I have always been fascinated with the concept of integration – as opposed to balance – in terms of time spent inside and outside of work. Gandhi’s quote, “We are one indivisible whole,” recently caused me to challenge the artificial separation that the concept of “work-life balance” implies. That challenge was reinforced by an interview between Darren Hardy of Success Magazine and Tony Hsieh, CEO of Zappos, in which Hsieh posited that the idea of integration may make more sense and be easier to accomplish and manage than the idea of balance.

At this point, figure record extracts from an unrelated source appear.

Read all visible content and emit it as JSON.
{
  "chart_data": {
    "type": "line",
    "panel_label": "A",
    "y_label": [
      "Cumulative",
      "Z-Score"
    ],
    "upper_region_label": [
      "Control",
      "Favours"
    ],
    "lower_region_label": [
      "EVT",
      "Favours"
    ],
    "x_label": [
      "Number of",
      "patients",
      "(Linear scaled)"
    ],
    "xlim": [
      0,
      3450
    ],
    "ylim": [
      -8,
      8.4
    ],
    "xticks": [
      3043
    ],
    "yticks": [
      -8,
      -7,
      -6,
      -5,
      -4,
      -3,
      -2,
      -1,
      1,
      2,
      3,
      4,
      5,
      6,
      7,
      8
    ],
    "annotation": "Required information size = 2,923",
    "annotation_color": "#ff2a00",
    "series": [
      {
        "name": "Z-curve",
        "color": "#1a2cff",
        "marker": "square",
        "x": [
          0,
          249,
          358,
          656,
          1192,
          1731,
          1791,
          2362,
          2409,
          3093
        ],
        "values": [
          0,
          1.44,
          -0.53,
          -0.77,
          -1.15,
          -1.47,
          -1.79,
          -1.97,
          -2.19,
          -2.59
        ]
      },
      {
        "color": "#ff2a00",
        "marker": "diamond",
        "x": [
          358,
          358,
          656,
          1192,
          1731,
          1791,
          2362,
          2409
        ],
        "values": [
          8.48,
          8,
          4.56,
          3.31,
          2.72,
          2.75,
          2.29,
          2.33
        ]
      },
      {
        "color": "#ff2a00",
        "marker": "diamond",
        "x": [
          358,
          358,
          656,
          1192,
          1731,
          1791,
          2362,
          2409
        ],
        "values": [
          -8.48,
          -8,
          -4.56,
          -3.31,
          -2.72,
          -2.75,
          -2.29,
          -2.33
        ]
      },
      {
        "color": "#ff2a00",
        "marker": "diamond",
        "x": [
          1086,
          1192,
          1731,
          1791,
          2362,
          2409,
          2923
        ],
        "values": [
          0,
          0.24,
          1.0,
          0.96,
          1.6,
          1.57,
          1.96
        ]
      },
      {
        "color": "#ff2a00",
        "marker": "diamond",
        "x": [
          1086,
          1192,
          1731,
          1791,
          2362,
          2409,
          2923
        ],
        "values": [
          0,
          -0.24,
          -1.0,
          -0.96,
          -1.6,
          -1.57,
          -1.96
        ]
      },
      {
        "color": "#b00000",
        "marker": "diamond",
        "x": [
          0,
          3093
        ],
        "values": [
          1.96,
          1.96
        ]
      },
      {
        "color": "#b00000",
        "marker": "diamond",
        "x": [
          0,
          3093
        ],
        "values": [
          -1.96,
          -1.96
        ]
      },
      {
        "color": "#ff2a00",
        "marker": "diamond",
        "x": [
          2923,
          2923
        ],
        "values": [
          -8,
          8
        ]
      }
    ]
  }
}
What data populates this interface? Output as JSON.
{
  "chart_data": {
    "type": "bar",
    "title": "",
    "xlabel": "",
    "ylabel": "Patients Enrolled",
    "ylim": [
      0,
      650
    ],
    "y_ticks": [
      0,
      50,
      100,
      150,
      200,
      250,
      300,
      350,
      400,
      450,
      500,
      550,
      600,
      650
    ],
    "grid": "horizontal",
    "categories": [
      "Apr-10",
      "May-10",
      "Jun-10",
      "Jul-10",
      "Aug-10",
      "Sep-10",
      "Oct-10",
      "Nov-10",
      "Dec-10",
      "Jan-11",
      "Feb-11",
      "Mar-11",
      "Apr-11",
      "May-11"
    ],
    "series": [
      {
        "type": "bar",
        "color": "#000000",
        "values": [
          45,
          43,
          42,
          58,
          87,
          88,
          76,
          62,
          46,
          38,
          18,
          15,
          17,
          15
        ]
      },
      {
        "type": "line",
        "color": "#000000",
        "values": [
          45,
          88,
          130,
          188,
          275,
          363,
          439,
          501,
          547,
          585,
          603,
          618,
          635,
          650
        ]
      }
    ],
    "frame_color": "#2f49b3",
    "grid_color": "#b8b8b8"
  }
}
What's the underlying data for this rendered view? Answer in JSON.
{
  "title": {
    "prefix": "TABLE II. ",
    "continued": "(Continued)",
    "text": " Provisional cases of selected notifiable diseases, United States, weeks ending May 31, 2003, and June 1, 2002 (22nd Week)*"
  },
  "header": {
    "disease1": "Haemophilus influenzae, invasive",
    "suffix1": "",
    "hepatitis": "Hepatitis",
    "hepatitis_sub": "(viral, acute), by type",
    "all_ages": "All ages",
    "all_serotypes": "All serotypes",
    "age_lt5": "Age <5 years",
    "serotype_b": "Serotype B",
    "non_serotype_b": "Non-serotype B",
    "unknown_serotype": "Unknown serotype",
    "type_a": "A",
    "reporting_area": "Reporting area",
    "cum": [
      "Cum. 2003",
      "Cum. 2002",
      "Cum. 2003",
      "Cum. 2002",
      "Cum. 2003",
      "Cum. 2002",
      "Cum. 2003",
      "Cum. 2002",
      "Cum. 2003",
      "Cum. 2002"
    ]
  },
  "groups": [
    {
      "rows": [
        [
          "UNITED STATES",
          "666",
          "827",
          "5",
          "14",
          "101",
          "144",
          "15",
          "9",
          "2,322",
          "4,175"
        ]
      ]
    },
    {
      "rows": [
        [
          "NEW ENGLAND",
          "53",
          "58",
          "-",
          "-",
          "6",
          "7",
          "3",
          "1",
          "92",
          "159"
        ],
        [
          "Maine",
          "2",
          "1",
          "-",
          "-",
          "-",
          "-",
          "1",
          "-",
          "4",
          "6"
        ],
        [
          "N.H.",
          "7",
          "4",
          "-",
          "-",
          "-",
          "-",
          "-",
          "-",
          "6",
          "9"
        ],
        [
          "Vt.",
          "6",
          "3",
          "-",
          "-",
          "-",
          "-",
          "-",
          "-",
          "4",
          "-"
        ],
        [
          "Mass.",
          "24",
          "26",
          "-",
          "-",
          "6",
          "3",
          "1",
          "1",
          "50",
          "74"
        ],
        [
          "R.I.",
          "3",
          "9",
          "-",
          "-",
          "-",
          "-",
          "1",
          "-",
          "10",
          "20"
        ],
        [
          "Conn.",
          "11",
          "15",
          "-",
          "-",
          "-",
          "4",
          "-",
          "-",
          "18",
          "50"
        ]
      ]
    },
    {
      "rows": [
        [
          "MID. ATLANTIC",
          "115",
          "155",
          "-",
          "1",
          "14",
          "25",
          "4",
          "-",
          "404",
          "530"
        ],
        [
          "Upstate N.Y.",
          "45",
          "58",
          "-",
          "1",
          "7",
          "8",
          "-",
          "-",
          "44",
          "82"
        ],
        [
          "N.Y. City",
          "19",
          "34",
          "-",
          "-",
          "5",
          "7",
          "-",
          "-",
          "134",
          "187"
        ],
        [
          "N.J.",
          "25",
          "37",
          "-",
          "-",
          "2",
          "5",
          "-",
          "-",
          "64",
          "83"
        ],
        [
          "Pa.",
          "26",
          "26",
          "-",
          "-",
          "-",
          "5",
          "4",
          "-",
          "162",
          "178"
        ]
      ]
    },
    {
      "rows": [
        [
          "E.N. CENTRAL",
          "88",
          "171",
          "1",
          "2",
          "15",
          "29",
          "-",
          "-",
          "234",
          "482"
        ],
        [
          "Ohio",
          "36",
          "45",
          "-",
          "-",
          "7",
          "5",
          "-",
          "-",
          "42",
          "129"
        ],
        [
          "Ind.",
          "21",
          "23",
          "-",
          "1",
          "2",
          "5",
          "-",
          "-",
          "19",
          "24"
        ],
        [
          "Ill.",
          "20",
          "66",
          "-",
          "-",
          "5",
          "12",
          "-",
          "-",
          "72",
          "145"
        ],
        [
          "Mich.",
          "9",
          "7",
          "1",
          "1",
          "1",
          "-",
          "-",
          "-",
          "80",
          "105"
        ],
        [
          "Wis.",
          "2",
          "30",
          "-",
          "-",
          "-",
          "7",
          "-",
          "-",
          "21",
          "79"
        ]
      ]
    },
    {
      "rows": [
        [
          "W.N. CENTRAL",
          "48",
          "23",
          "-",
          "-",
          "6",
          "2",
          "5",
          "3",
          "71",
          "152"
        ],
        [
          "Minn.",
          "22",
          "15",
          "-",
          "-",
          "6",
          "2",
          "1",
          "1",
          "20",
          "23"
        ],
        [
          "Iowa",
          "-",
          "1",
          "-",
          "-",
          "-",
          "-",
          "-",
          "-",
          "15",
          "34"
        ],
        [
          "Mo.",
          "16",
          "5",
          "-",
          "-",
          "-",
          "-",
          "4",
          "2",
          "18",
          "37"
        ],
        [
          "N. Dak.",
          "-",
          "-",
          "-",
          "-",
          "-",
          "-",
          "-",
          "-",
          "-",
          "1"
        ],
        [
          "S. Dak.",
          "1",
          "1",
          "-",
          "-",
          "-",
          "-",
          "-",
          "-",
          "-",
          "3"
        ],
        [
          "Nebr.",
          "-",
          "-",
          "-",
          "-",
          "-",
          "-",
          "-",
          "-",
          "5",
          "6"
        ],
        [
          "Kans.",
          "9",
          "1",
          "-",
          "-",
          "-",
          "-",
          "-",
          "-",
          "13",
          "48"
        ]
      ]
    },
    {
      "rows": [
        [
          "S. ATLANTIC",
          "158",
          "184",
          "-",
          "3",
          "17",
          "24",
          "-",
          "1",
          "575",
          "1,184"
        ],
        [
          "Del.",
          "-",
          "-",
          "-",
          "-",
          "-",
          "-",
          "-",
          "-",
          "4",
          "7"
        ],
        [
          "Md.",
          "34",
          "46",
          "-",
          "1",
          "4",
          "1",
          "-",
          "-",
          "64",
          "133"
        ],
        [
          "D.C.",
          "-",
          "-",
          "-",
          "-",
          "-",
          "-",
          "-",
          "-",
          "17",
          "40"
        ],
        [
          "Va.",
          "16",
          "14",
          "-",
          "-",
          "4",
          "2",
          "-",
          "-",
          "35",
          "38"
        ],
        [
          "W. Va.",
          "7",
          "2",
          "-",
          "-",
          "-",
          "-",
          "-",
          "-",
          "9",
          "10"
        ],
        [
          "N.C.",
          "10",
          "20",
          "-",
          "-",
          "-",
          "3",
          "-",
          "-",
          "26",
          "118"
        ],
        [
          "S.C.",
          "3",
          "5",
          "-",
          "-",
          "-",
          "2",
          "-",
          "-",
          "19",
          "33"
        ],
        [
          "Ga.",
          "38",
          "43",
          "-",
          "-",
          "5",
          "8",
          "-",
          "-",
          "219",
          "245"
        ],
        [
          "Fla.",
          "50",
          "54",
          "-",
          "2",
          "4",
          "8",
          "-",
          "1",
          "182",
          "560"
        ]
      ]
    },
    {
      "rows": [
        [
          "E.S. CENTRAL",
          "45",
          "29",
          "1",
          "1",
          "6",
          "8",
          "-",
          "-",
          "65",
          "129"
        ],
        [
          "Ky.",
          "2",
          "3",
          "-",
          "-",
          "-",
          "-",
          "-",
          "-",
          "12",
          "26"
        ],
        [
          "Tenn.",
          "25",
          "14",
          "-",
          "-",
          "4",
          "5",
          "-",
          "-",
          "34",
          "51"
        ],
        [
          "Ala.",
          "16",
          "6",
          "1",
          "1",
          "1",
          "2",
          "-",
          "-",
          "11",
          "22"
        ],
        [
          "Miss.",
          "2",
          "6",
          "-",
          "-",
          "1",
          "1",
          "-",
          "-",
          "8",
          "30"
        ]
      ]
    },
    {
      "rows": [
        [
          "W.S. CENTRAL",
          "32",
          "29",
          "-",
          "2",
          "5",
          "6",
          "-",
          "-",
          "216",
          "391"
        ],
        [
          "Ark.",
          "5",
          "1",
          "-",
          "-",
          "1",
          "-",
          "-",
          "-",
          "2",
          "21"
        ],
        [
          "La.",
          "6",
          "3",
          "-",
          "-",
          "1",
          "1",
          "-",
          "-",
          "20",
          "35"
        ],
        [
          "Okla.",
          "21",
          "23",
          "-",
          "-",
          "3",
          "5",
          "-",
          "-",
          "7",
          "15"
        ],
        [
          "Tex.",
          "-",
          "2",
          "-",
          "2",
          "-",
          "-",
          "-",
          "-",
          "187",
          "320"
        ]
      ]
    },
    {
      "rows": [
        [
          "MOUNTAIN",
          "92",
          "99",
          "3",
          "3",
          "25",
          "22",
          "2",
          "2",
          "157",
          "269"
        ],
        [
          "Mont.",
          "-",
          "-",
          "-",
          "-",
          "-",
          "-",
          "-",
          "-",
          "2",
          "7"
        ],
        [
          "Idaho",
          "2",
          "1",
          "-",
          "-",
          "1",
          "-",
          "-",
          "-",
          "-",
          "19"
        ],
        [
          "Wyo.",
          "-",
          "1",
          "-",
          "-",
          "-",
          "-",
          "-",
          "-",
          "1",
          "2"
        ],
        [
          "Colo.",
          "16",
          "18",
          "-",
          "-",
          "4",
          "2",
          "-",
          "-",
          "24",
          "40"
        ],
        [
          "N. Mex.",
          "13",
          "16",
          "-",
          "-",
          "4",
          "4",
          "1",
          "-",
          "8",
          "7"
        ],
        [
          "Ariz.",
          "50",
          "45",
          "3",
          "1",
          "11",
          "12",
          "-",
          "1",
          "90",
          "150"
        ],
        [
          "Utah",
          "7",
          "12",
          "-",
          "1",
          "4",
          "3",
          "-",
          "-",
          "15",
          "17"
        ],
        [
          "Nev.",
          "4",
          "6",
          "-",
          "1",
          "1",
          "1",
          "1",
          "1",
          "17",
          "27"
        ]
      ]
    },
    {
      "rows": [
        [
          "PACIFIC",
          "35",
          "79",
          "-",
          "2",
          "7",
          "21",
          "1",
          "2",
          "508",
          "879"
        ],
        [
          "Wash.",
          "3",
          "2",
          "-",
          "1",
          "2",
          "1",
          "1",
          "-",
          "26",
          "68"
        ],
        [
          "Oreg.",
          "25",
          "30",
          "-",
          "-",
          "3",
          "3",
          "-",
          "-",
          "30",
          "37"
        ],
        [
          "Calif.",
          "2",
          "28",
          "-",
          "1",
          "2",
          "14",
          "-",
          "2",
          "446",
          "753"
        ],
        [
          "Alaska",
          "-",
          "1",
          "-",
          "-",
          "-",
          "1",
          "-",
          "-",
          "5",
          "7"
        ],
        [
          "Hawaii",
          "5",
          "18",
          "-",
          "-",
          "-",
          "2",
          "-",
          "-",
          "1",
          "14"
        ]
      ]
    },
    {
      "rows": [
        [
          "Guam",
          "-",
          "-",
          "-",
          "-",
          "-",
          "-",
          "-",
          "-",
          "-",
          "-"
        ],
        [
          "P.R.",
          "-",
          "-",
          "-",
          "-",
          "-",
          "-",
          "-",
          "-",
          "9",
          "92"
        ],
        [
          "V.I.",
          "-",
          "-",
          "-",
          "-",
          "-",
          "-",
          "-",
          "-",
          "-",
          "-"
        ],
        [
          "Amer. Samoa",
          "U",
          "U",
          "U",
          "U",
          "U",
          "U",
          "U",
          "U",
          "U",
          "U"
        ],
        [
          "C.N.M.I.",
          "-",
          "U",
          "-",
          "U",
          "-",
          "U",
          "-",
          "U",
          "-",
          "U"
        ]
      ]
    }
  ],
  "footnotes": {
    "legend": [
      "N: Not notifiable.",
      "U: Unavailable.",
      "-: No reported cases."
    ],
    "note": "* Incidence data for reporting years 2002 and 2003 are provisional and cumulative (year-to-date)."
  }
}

And then there is Scott Adams, creator of the Dilbert comic strip, who has his own spin on why integration has replaced balance in the workplace. In one strip, Adams concludes that “work-life balance is no longer used because it implies that your life is important. We now call it work-life integration so it is easier to make you work when you would prefer being with loved ones.”
I actually woke up in the middle of the night last week with the following inspiration regarding work-life integration:
- Work-life integration is finding or creating a rhythm to the work-life dance that enables you to bring your full energy to the activities that matter most.
We do this by committing to regular integrated practices in the spiritual, physical, mental, and social/emotional dimensions of our lives. Stephen Covey referred to this as Habit 7 – Sharpen the Saw, and Tony Schwartz and Jim Loehr wrote about these dimensions in their book, “The Power of Full Engagement.”
Applying renewal in these areas in an integrated and synergistic way requires that we “let go” of our linear approach to life. It calls upon us to build mini-rituals and larger chunks of renewal throughout our day, balancing intermittent renewal with expenditures of energy – whether these expenditures are at work or at home. When we are able to see our life us one indivisible whole, we are no longer tempted or invited to create artificial separations between who we are and what we do … creating a life of harmony, well being and contentment.